Prove that these four points are concyclic. Code:

| Q
(0,a)| (b,a) (a,a)
- - - - - - o - -
| | * |
P | | * | R
(0,b) o - - - - - - * - - o (a,b)
| * | |
| o | |
| * C | |
| * | |
| * | |
| * | |
- - - - - - - - - o - - - - -
(0,0) (b,0) (a,0)
S

Let $\displaystyle a$ = side of the square.

Let $\displaystyle (b,b)$ be the point on the diagonal.
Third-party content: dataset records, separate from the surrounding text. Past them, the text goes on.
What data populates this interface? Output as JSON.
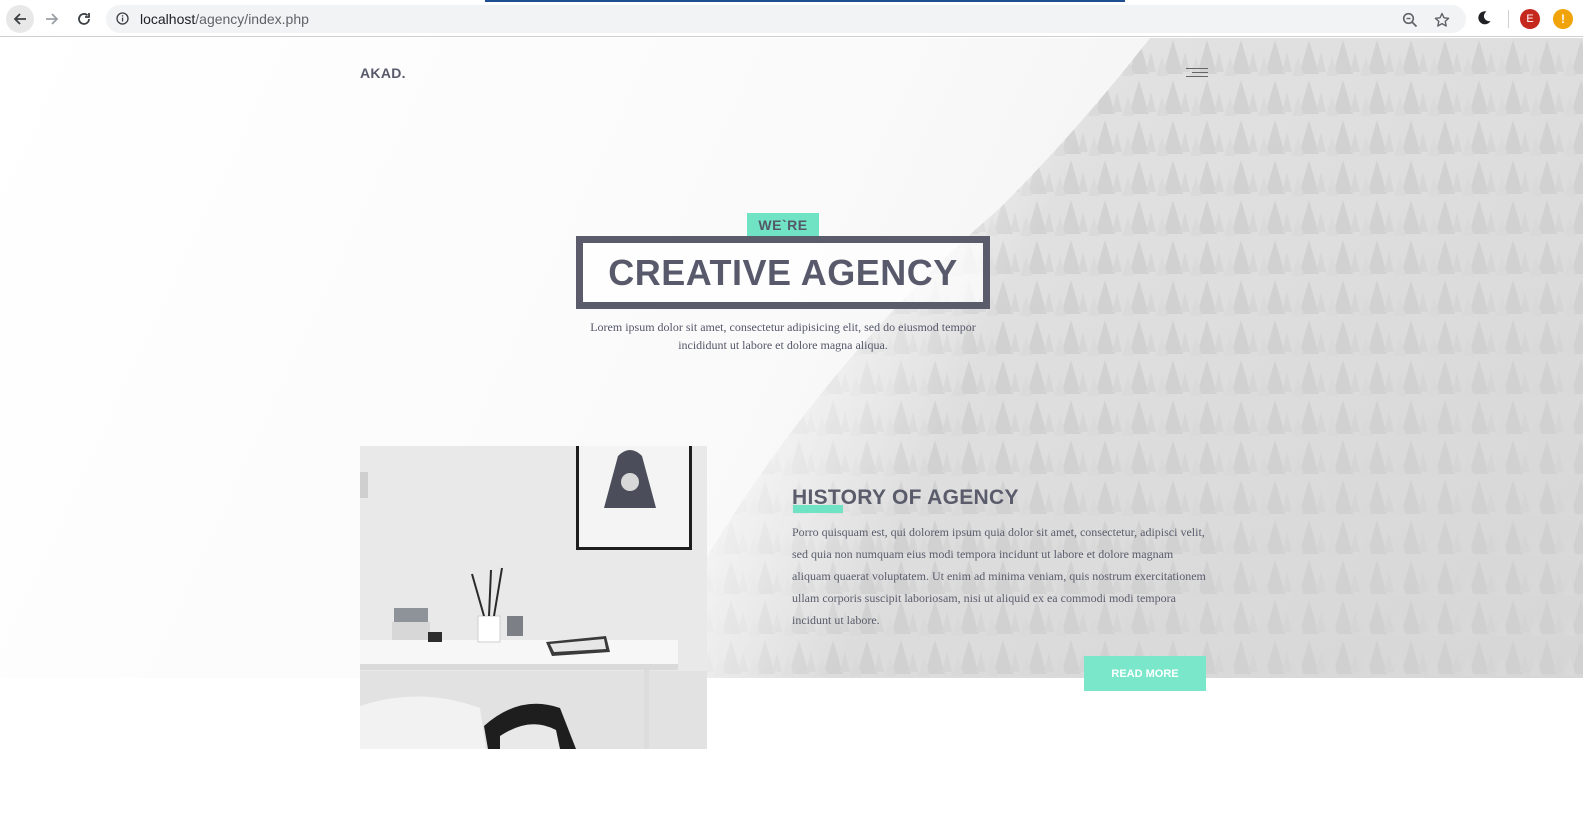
{
  "browser": {
    "url_host": "localhost",
    "url_path": "/agency/index.php",
    "icons": [
      "back-icon",
      "forward-icon",
      "reload-icon",
      "info-icon",
      "zoom-icon",
      "star-icon",
      "moon-icon"
    ],
    "extension_e_letter": "E",
    "extension_o_letter": "!"
  },
  "site": {
    "logo": "AKAD.",
    "hero": {
      "badge": "WE`RE",
      "title": "CREATIVE AGENCY",
      "description": "Lorem ipsum dolor sit amet, consectetur adipisicing elit, sed do eiusmod tempor incididunt ut labore et dolore magna aliqua."
    },
    "history": {
      "title": "HISTORY OF AGENCY",
      "text": "Porro quisquam est, qui dolorem ipsum quia dolor sit amet, consectetur, adipisci velit, sed quia non numquam eius modi tempora incidunt ut labore et dolore magnam aliquam quaerat voluptatem. Ut enim ad minima veniam, quis nostrum exercitationem ullam corporis suscipit laboriosam, nisi ut aliquid ex ea commodi modi tempora incidunt ut labore.",
      "button": "READ MORE"
    }
  },
  "colors": {
    "accent": "#6fe3c3",
    "text_dark": "#585a6b"
  }
}
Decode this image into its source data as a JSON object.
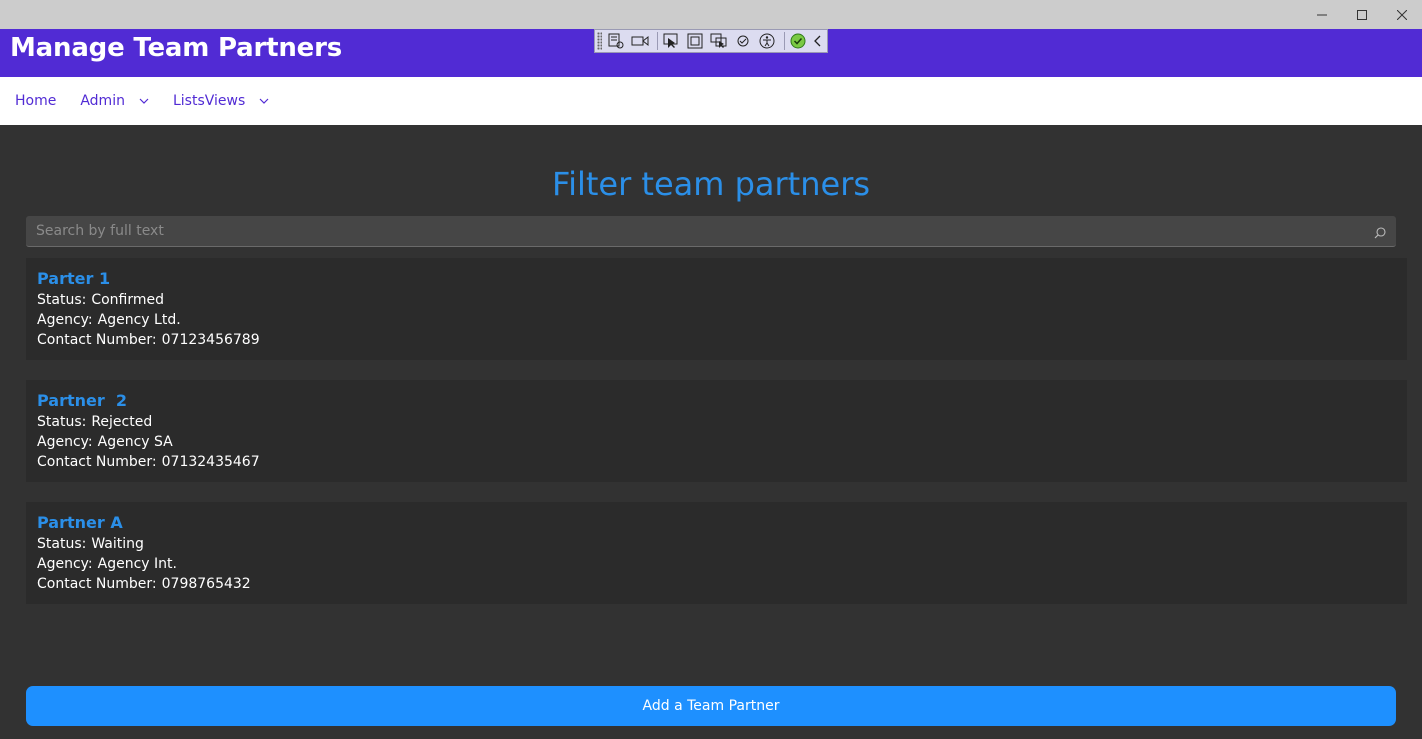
{
  "window": {
    "controls": [
      "minimize",
      "maximize",
      "close"
    ]
  },
  "header": {
    "title": "Manage Team Partners",
    "color": "#512bd4"
  },
  "nav": {
    "items": [
      {
        "label": "Home",
        "has_dropdown": false
      },
      {
        "label": "Admin",
        "has_dropdown": true
      },
      {
        "label": "ListsViews",
        "has_dropdown": true
      }
    ]
  },
  "main": {
    "heading": "Filter team partners",
    "search": {
      "placeholder": "Search by full text",
      "value": ""
    },
    "labels": {
      "status": "Status:",
      "agency": "Agency:",
      "contact": "Contact Number:"
    },
    "partners": [
      {
        "name": "Parter 1",
        "status": "Confirmed",
        "agency": "Agency Ltd.",
        "contact": "07123456789"
      },
      {
        "name": "Partner  2",
        "status": "Rejected",
        "agency": "Agency SA",
        "contact": "07132435467"
      },
      {
        "name": "Partner A",
        "status": "Waiting",
        "agency": "Agency Int.",
        "contact": "0798765432"
      }
    ],
    "add_button": "Add a Team Partner"
  },
  "colors": {
    "accent": "#2b8fe8",
    "button": "#1e90ff",
    "background": "#323232",
    "card": "#2b2b2b"
  }
}
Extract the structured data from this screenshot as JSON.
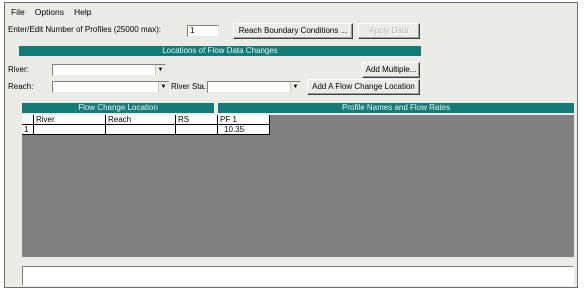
{
  "menu": [
    "File",
    "Options",
    "Help"
  ],
  "profiles": {
    "label": "Enter/Edit Number of Profiles (25000 max):",
    "value": "1",
    "reach_boundary_button": "Reach Boundary Conditions ...",
    "apply_data_button": "Apply Data"
  },
  "locations_section": {
    "title": "Locations of Flow Data Changes",
    "river_label": "River:",
    "river_value": "",
    "reach_label": "Reach:",
    "reach_value": "",
    "river_sta_label": "River Sta.:",
    "river_sta_value": "",
    "add_multiple_button": "Add Multiple...",
    "add_location_button": "Add A Flow Change Location"
  },
  "flow_change_header": "Flow Change Location",
  "profile_header": "Profile Names and Flow Rates",
  "table": {
    "columns": [
      "River",
      "Reach",
      "RS",
      "PF 1"
    ],
    "rows": [
      {
        "index": "1",
        "river": "",
        "reach": "",
        "rs": "",
        "pf1": "10.35"
      }
    ]
  },
  "status_text": ""
}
Then we have: .$\displaystyle P(0,b),\;Q(b,a),\;R(a,b),\;S(b,0)$

Let $\displaystyle C\left(\tfrac{a}{2},\:\tfrac{a}{2}\right)$ be the center of the square.

Find the distances: .$\displaystyle CP,\:CQ,\:CR,\:CS$

. . $\displaystyle CP^2 \:=\:\left(\tfrac{a}{2}-0\right)^2 + \left(\tfrac{a}{2}-b\right)^2 $

. . $\displaystyle CQ^2 \:=\:\left(\tfrac{a}{2}-b\right)^2 + \left(a - \tfrac{a}{2}\right)^2$

. . $\displaystyle CR^2 \:=\:\left(\tfrac{a}{2}-a\right)^2 + \left(\tfrac{a}{2}-b\right)^2$

. . $\displaystyle CS^2 \:=\:\left(\tfrac{a}{2}-b)\right)^2 + \left(\tfrac{a}{2} - 0\right)^2$

We find that they are *all* equal to: .$\displaystyle \tfrac{1}{2}a^2 - ab + b^2$

Hence, there is a point $\displaystyle C$ equidistant from $\displaystyle P,Q,R,S.$

. . $\displaystyle C$ is the circumcenter of quadrilateral $\displaystyle PQRS.$

Therefore, $\displaystyle P,Q,R,S$ are concyclic.